作り手もあくまでこれは劇映画であってドキュメンタリーでは無いよ、って言ってるのですが、そこはね、ムーミンファンとしては「ムーミンパパの思い出」を読んでれば、自伝というのがいかに脚色されたものなのかを知ってるわけです。(「ムーミンパパの思い出」はパパが自伝を書く話なので)

 

映画としては、挫折と自由みたいな所が軸でしょうか。トーベさんがレズビアンっていうのは勿論知ってたのですが、同時にスナフキンは昔の恋人がモデルっていうのも割と有名な話。個人的には、要はそこも、男であるとか女であるとかにもあまり拘らない自由さだと私は思ってたんですね。

 

だからヴィヴィカに恋い焦がれたんだけど、自由奔放なヴィヴィカに翻弄され、というのは結構意外な描き方に感じました。むしろトーベさんこそがこの映画のヴィヴィカみたいな感じなのかな?って思ってたくらい。あと、画家としての挫折っていうのは確かにあったと思うけど、お金の為にあんまり乗り気じゃ無いムーミンを描いたっていうのも、う~んどうなんだろう?っていう気はした。

 

ただこれ、映画内だとお父さんが亡くなるくらいまでの時期の話で、その時系列だとまだムーミン小説の後半は出て無い時期なので、その後の変化とか、晩年くらいまで描く映画も続編として作ってもらいたい気持ちもある。後半でムーミンママの精神がおかしくなっていくとことか、ドラマとリンクさせやすい気もしますし。

 

逆を言えば、今回は変化するまでを描いた作品とも言えそうで、よくヒーロー映画1作目のオリジン(ヒーロー誕生譚)ストーリーってあるじゃないですか。
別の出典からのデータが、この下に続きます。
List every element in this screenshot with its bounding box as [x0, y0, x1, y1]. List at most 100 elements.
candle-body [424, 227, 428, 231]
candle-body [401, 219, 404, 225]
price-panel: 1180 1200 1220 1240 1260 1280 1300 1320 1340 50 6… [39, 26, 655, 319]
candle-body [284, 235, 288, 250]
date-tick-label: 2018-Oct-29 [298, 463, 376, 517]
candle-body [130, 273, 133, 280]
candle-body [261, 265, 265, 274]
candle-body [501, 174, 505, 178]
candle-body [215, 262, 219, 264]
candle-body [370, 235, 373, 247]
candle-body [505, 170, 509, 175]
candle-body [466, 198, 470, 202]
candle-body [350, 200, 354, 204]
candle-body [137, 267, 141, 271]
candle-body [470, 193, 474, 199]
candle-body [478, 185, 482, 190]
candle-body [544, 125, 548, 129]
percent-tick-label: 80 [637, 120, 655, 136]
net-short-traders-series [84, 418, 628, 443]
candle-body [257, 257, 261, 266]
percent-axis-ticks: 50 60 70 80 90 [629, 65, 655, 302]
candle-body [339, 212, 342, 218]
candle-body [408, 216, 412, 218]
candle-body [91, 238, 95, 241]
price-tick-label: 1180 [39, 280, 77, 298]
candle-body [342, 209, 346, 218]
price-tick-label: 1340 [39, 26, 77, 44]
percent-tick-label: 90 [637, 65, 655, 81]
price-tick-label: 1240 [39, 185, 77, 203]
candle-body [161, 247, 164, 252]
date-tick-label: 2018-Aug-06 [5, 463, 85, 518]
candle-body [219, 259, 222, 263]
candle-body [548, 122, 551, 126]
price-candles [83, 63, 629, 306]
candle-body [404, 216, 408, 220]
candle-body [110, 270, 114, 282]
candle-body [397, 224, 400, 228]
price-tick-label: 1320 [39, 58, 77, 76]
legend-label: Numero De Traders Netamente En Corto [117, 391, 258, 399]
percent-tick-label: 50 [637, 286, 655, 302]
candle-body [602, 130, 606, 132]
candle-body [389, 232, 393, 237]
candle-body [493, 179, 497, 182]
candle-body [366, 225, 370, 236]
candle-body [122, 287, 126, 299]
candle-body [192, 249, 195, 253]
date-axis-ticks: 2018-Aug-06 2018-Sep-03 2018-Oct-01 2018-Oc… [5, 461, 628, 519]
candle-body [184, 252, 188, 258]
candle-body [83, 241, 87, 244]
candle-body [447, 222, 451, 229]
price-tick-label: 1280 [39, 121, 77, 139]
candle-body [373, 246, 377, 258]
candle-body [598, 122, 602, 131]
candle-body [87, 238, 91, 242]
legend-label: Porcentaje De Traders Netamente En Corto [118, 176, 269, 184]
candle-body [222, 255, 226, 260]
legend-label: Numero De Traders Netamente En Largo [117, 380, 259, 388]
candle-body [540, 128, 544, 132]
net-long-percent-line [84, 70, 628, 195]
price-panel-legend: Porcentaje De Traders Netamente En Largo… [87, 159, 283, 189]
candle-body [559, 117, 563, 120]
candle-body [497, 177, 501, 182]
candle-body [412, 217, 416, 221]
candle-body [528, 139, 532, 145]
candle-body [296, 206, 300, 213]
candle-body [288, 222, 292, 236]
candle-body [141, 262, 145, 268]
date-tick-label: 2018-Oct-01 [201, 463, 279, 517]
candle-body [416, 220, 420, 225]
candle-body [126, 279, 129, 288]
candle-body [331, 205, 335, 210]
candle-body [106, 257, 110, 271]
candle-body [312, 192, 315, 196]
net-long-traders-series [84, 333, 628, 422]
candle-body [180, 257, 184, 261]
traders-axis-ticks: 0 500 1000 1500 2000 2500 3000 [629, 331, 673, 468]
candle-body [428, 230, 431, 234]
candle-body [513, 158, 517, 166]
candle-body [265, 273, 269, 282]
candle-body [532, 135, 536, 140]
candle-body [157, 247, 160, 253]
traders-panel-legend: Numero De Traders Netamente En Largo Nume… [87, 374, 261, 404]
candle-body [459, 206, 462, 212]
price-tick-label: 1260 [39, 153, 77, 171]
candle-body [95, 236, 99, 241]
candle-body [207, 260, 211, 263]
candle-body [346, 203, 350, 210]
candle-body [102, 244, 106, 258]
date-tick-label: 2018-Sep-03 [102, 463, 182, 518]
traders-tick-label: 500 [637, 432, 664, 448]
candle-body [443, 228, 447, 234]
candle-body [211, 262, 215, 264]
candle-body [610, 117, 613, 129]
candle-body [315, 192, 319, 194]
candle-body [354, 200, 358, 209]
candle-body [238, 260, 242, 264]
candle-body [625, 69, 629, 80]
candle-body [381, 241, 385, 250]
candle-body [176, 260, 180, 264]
何かしらのきっかけで特別な力を得たけれど、そこからトラブルに巻き込まれてしまう。で、物語の最後に成長して、変化して得た力そのものではなく、成長した姿こそが本当のヒーロー誕生なんだ!で終わるのが1作目の基本パターンですよね。

 

それと同じで、トーベ・ヤンソンが色々なしがらみから解放されて、本当の自由とは何かを改めて知る事が出来た、真のトーベの世界はここから始まっていくんだよ、という話になってたのかもとも思う。

 

戦争の終わり、スナフキンやビフスランとの恋、父親の重圧、芸術家としての夢と自分がやりたい事。自分のコントロール下におけない竜や嵐の前に挫折も経験したけれど、そこを乗り越えた先に、本当の自由を得る事が出来た。それがトーベ・ヤンソンという人なのだ、という事を描いた作品なのだと思えば、いやもうこれ私は100点しかないです。